Methods We reviewed all faecal calprotectin results from samples submitted by adults not previously known to have IBD between February 2010 and April 2012. Using the health board’s Clinical Workstation relevant outpatient letters, results of subsequent investigations and clinical outcomes were reviewed. A calprotectin value of > 60ug/g was considered elevated.
Results Cinical data was missing for 13 of the 266 patients. Of 155 with a normal result management was unaltered in 126, of whom 50 were referred for lower GI endoscopy before their result was known. In another 5 patients IBD was later found despite a normal result. A normal result may have obviated the need for colonoscopy or capsule endoscopy in 17, and otherwise altered management in 12 other patients. Outcomes for the 98 with an elevated result are summarised in the table. Patient management was unaltered in 60. There were 33 for whom an elevated result prompted colonoscopy and/or capsule endoscopy, and results were normal in 27. Five others still await colonoscopy or capsule.

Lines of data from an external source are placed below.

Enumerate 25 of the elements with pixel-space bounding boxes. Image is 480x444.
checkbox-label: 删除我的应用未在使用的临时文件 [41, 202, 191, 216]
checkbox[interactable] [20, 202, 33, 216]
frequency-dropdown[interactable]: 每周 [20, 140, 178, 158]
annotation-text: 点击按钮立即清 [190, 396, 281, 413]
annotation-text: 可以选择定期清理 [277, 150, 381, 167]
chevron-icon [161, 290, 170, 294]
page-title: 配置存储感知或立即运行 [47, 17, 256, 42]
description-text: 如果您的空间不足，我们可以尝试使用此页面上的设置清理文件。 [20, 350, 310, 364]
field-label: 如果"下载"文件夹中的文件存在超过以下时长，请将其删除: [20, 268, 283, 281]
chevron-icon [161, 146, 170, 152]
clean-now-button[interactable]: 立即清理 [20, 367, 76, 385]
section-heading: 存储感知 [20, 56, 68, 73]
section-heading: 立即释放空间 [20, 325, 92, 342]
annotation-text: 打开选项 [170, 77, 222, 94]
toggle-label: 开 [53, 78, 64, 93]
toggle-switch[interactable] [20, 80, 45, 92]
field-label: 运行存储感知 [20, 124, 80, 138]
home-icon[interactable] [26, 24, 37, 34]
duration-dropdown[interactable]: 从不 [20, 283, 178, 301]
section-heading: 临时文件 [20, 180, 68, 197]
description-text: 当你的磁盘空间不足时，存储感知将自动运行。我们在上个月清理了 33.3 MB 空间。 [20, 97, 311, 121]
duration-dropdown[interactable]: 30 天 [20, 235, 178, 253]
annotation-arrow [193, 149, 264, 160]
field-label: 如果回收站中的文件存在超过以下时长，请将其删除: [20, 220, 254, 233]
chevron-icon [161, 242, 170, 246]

Conclusion This study casts doubt on the value of faecal calprotectin in the routine evaluation of patients presenting with lower GI symptoms. Invasive investigations prompted by elevated results proved normal much more often than abnormal. The assay seems most helpful in evaluating patients with symptoms suggestive of IBS with abnormal blood tests, and in those in whom previous investigations were equivocal for IBD
Disclosure of Interest None Declared.